Am Anfang der Geschichte steht der 14jährige Uwe Timm, der nach dem Willen seines Vaters eine Kürschnerlehre beginnen soll. Ganz nach dem Motto des Vaters: lieber ein guter Volksschüler als ein gescheiterter Gymnasiast. Eigentlich wäre Uwe lieber aufs Gymnasium gegangen, aber Vater Timm will, dass sein einzig überlebender Sohn was „ordentliches“ lernt (vielleicht weil er seinem Sohn die Schmach des Scheitern ersparen will?).
Und so steht Uwe – geschniegelt und gestriegelt in seinem Konfirmationsanzug – angetreten zur „Fleischbeschau“ in dem Büro seines künftigen Lehrherren, bis dieser durch beiläufiges Knurren kundtut „es mal mit dem Bengel“ zu probieren. Diese Lehre wird ein interessant bis merkwürdiges Kaleidoskop, durch die Wirrungen der 50er Jahre. Hierarchien, Benimm-Regeln, Arbeitsdisziplin und ein klar getakteter Arbeitsalltag bestimmen ab jetzt Uwes Leben.

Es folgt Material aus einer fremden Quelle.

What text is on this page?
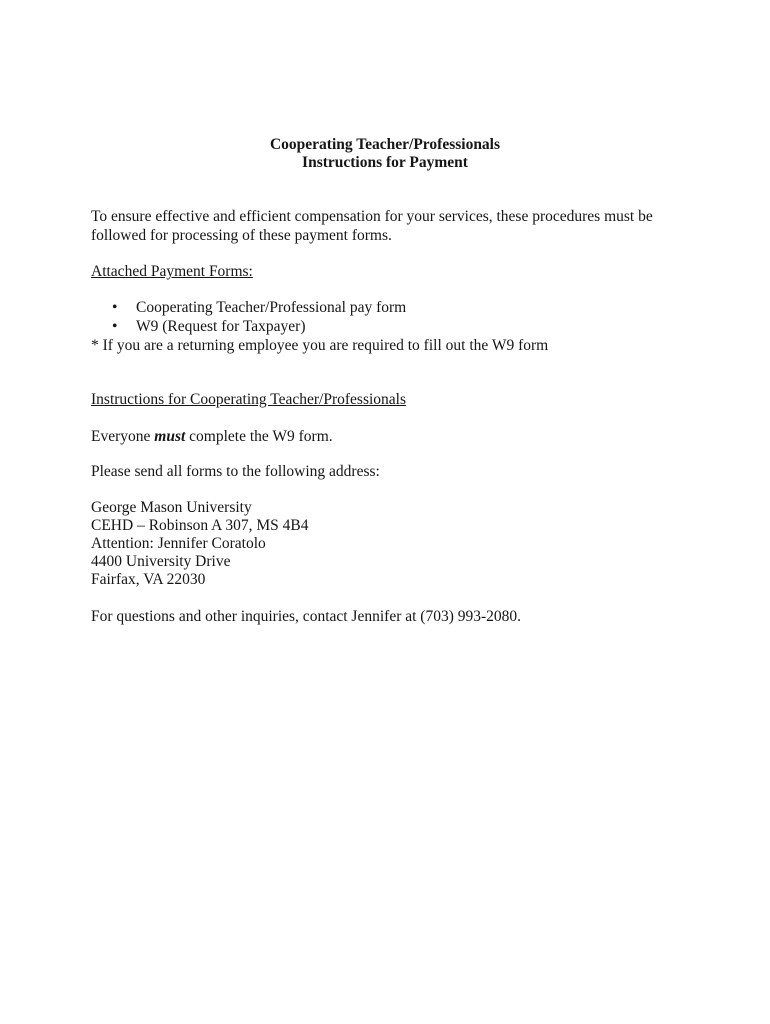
Cooperating Teacher/Professionals
Instructions for Payment
To ensure effective and efficient compensation for your services, these procedures must be
followed for processing of these payment forms.
Attached Payment Forms:
• Cooperating Teacher/Professional pay form
• W9 (Request for Taxpayer)
* If you are a returning employee you are required to fill out the W9 form
Instructions for Cooperating Teacher/Professionals
Everyone must complete the W9 form.
Please send all forms to the following address:
George Mason University
CEHD – Robinson A 307, MS 4B4
Attention: Jennifer Coratolo
4400 University Drive
Fairfax, VA 22030
For questions and other inquiries, contact Jennifer at (703) 993-2080.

Aber die Wochenenden: Ausflüge in fremde Welten, die ihn sein enges wie ein Korsett der Trauer (durch „Heldentod des älteren Bruders) anliegendes Elternhaus vergessen lassen.
Der Erzählstil Uwe Timms nimmt, reißt einen mit – wie im Zeitraffer wird eine alte verknöcherte Gesellschaft – die noch junge, vom Adenauer-Mief durchzogene Gesellschaft geschildert. Die wachen Augen des noch Jugendlichen saugen förmlich alle Anregungen, Ideen und Verrücktheiten auf, auch deren Widersprüchlichkeiten: wie den Anfang Dreißig Jahre alten ehemaligen U-Boot Kommandanten, der sich vom „Junggesellen“ Timm fachlich unterweisen lassen muss.
Alles in allem ein gelungenes Porträt der noch jungen Bundesrepublik, mit ihren vielen Widersprüchlichkeiten, aber auch mit dem enormen Potential.
Eine Empfehlung von Hans-Günter Draht (23.05.2024)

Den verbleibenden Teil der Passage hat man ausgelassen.